Selon nos informations, plusieurs policiers et enquêteurs du ministère de l'Environnement sont révoltés par la tournure des événements et se questionnent sur la pertinence de mener d'autres enquêtes du genre à l'avenir. Or, plusieurs sources au sein de l'industrie et des agences d'application de la loi confirment que les déversements illégaux de sols contaminés se poursuivent sans signe de ralentissement.

Depuis 2015

Le projet Naphtalène a été amorcé le 14 décembre 2015 par la division des enquêtes sur l'infiltration de l'économie de la SQ, selon une déclaration sous serment déposée à la cour et rendue publique grâce aux démarches des avocats de La Presse.

Une dizaine d'enquêteurs ont été mobilisés sur le dossier, selon nos informations. Rapidement, des gens du ministère de l'Environnement se sont ajoutés.

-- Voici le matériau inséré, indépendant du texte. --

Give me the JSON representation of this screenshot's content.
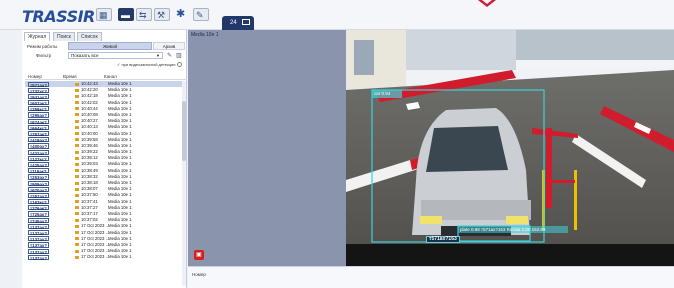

La cible : une organisation criminelle qui tentait de «prendre le contrôle de la gestion et du transport des sols contaminés au Québec». Grâce à des entreprises en apparence légales, l'organisation soumissionnait à très bas prix et remportait des contrats de décontamination sur d'importants chantiers de construction du Grand Montréal.

Au lieu de payer un prix élevé pour les envoyer dans un site accrédité, elle les faisait disparaître discrètement.

«Les sols récupérés ne sont pas décontaminés, mais rapidement disposés dans des zones vierges, des terres agricoles ou des sites illégaux, causant ainsi des méfaits importants à l'environnement», peut-on lire dans un document policier. 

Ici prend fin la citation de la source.